Liraglutide Counteracts Endoplasmic Reticulum Stress in Palmitate-Treated Hypothalamic Neurons without Restoring Mitochondrial Homeostasis.
Int J Mol Sci · 2022
Last updated 2026-05-28In lab tests on mouse hypothalamic neurons exposed to high levels of palmitate (a fat linked to poor blood sugar control), the diabetes drug liraglutide reduced stress in the cell’s protein-folding machinery (endoplasmic reticulum) and improved the cell’s ability to handle proteins. Liraglutide did not, however, fix problems in the cell’s energy factories (mitochondria), which showed fragmentation and lost key proteins. The diabetes drug metformin had a smaller effect on the protein-folding machinery and did not improve protein handling.

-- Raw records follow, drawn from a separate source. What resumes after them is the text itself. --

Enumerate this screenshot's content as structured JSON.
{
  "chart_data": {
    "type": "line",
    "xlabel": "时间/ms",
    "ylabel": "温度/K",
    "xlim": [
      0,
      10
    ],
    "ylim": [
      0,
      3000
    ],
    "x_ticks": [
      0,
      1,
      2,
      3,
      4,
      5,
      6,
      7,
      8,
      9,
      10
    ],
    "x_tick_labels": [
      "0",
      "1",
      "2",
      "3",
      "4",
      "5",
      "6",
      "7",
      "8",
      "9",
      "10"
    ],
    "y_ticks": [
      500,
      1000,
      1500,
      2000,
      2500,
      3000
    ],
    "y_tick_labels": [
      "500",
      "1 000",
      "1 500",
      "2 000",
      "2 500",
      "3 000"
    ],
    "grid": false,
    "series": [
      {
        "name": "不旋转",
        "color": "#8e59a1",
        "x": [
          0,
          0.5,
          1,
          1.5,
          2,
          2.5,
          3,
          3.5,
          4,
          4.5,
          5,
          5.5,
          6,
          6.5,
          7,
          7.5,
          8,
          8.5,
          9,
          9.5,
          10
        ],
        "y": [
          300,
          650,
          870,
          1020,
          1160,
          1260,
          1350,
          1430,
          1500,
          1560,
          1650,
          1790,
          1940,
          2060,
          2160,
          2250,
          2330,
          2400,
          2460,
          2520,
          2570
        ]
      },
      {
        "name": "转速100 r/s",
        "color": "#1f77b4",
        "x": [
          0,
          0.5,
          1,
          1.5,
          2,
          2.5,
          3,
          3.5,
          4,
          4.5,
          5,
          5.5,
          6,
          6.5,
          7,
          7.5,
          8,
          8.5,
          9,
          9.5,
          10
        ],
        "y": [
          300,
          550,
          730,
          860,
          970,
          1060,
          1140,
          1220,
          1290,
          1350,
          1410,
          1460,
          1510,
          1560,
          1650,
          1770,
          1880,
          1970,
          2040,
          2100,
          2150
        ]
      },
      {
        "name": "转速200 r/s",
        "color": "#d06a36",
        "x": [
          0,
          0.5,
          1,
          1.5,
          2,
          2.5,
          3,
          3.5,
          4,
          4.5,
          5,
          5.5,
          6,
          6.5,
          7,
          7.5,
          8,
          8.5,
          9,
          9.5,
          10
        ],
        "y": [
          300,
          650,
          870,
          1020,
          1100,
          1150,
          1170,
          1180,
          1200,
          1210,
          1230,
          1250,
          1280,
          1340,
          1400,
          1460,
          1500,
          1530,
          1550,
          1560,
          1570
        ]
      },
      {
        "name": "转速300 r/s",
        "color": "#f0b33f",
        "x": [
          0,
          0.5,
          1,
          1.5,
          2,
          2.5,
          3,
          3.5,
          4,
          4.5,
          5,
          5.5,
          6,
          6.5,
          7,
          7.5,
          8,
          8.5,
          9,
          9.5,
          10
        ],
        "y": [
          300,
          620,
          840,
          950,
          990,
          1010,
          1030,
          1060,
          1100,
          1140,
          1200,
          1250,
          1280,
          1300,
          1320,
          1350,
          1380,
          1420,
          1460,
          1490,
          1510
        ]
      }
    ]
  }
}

AI summary of the abstract below.
| Journal | Int J Mol Sci, 2022 |
|---|---|
| Citations | 5 |
| Relative citation ratio | 0.46 |
| NIH percentile | 27 |
| Molecules | liraglutide |
| Conditions studied | Type 2 Diabetes, Obesity |
Abstract
One feature of high-fat diet-induced neurodegeneration in the hypothalamus is an increased level of palmitate, which is associated with endoplasmic reticulum (ER) stress, loss of CoxIV, mitochondrial fragmentation, and decreased abundance of MC4R. To determine whether antidiabetic drugs protect against ER and/or mitochondrial dysfunction by lipid stress, hypothalamic neurons derived from pre-adult mice and neuronal Neuro2A cells were exposed to elevated palmitate. In the hypothalamic neurons, palmitate exposure increased expression of ER resident proteins, including that of SERCA2, indicating ER stress. Liraglutide reverted such altered ER proteostasis, while metformin only normalized SERCA2 expression. In Neuro2A cells liraglutide, but not metformin, also blunted dilation of the ER induced by palmitate treatment, and enhanced abundance and expression of MC4R at the cell surface. Thus, liraglutide counteracts, more effectively than metformin, altered ER proteostasis, morphology, and folding capacity in neurons exposed to fat. In palmitate-treated hypothalamic neurons, mitochondrial fragmentation took place together with loss of CoxIV and decreased mitochondrial membrane potential (MMP). Metformin, but not liraglutide, reverted mitochondrial fragmentation, and both liraglutide and metformin did not protect against either loss of CoxIV abundance or MMP. Thus, ER recovery from lipid stress can take place in hypothalamic neurons in the absence of recovered mitochondrial homeostasis.